Multiple contexts per application vs multiple applications per context

I was wondering whether it is a good idea to create a "system" wide rendering server that is responsible for the rendering of all application elements. Currently, applications usually have their own context, meaning whatever data might be identical across different applications, it will be duplicated in GPU memory and the more frequent resource management calls only decrease the count of usable render calls. From what I understand, the OpenGL execution engine/server itself is sequential/single threaded in design. So technically, everything that might be reused across applications, and especially heavy stuff like bitmap or geometry caches for text and UI, is just clogging the server with unnecessary transfers and memory usage.
Are there any downsides to having a scenegraph shared across multiple applications? Naturally, assuming the correct handling of clients which accidentally freeze.
I was wondering whether it is a good idea to create a "system" wide rendering server that is responsible for the rendering of all application elements.
That depends on the task at hand. A small detour: Take a webbrowser for example, where JavaScript performs manipulations on the DOM; CSS transform and SVG elements define graphical elements. Each JavaScript called in response to an event may run as a separate thread/lighweight process. In a matter of sense the webbrowser is a rendering engine (heck they're internally even called rendering engines) for a whole bunch of applications.
And for that it's a good idea.
And in general display servers are a very good thing. Just have a look at X11, which has an incredible track record. These days Wayland is all the hype, and a lot of people drank the Kool-Aid, but you actually want the abstraction of a display server. However not for the reasons you thought. The main reason to have a display server is to avoid redundant code (not redundant data) and to have only a single entity to deal with the dirty details (color spaces, device physical properties) and provide optimized higher order drawing primitives.
But in regard with the direct use of OpenGL none of those considerations matter:
Currently, applications usually have their own context, meaning whatever data might be identical across different applications,
So? Memory is cheap. And you don't gain performance by coalescing duplicate data, because the only thing that matters for performance is the memory bandwidth required to process this data. But that bandwidth doesn't change because it only depends on the internal structure of the data, which however is unchanged by coalescing.
In fact deduplication creates significant overhead, since when one application made changes, that are not to affect the other application a copy-on-write operation has to be invoked which is not for free, usually means a full copy, which however means that while making the whole copy the memory bandwidth is consumed.
However for a small, selected change in the data of one application, with each application having its own copy the memory bus is blocked for much shorter time.
it will be duplicated in GPU memory and the more frequent resource management calls only decrease the count of usable render calls.
Resource management and rendering normally do not interfere with each other. While the GPU is busy turning scalar values into points, lines and triangles, the driver on the CPU can do the housekeeping. In fact a lot of performance is gained by keeping making the CPU do non-rendering related work while the GPU is busy rendering.
From what I understand, the OpenGL execution engine/server itself is sequential/single threaded in design
Where did you read that? There's no such constraint/requirement on this in the OpenGL specifications and real OpenGL implementations (=drivers) are free to parallelize as much as they want.
just clogging the server with unnecessary transfers and memory usage.
Transfer happens only once, when the data gets loaded. Memory bandwidth consumption is unchanged by deduplication. And memory is so cheap these days, that data deduplication simply isn't worth the effort.
Are there any downsides to having a scenegraph shared across multiple applications? Naturally, assuming the correct handling of clients which accidentally freeze.
I think you completely misunderstand the nature of OpenGL. OpenGL is not a scene graph. There's no scene, there are mo models in OpenGL. Each applications has its own layout of data and eventually this data gets passed into OpenGL to draw pixels onto the screen.
To OpenGL however there are just drawing commands to turn arrays of scalar values into points, lines and triangles on the screen. There's nothing more to it.

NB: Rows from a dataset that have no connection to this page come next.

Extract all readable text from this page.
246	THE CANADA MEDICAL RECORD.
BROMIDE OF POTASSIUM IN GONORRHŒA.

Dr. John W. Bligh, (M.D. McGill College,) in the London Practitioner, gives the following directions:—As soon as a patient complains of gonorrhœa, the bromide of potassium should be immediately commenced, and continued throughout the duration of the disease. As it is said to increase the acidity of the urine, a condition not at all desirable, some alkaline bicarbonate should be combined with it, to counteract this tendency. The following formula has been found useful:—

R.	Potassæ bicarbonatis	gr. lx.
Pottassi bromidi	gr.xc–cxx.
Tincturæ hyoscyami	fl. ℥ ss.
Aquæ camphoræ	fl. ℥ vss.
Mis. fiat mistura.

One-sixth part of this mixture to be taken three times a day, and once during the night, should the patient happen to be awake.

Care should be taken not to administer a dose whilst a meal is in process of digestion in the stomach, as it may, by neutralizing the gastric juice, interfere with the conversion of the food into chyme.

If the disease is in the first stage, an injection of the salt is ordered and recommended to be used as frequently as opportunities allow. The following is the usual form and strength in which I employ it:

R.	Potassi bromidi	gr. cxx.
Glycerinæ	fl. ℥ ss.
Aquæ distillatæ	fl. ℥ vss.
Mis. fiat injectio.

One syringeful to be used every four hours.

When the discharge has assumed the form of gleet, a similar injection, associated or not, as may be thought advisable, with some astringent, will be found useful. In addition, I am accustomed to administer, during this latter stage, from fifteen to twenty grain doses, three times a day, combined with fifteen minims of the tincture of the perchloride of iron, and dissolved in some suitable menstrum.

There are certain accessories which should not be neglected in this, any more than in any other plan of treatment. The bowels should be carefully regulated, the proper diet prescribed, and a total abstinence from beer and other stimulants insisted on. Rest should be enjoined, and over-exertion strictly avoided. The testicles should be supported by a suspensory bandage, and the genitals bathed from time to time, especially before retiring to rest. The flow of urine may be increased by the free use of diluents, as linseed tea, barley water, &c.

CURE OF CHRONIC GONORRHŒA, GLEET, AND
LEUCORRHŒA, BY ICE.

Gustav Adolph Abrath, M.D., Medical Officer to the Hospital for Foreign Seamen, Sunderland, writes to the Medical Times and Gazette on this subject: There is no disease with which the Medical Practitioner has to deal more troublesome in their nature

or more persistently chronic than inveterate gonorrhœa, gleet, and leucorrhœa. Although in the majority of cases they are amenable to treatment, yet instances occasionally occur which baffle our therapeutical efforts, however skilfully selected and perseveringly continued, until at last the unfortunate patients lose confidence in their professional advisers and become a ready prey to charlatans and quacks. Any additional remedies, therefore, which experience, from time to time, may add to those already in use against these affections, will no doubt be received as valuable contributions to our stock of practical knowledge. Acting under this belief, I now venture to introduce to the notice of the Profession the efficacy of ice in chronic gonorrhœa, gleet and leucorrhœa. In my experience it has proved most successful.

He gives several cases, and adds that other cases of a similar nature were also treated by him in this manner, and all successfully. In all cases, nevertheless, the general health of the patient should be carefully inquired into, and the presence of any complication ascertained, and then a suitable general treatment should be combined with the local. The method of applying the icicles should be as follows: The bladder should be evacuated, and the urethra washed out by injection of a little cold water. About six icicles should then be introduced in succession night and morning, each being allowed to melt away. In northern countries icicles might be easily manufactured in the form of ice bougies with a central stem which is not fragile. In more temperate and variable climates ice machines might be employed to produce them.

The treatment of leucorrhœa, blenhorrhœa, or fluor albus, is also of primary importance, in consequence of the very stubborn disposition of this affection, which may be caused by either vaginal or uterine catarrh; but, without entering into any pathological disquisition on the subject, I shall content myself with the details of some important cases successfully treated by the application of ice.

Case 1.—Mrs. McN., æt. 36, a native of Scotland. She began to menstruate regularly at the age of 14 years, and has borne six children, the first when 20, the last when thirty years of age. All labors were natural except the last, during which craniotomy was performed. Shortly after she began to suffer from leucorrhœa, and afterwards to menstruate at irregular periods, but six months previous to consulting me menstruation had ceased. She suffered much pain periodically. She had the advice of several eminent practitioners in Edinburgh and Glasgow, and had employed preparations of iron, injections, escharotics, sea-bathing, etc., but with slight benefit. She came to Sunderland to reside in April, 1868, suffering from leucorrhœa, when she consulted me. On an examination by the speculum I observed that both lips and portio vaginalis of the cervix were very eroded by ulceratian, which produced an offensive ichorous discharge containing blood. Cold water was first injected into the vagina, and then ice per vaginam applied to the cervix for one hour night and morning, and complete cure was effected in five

Thread effectiveness for graphical applications

Let's say I'm creating lighting for a scene, using my own shaders. It is a good example of a thing that might be divided between many threads, for example by dividing scene into smaller scenes and rendering them in separate threads.
Should I divide it into threads manually, or is graphic library going to somehow automatically divide such operations? Or is it library dependent (i'm using libgdx, which appears to be using OpenGL). Or maybe there is other reason why I should leave it alone in one thread?
If I should take care of dividing workload between threads manually, how many threads should I use? Is the number of threads in such situation graphic card dependent or processor dependent?
OpenGL does not support multi-threaded rendering since an OpenGL context is only valid on the thread which it is created.
What you could do to potentially gain some performance is separate your update logic and your rendering logic into separate threads. However, you can not leverage multiple threads for OpenGL rendering.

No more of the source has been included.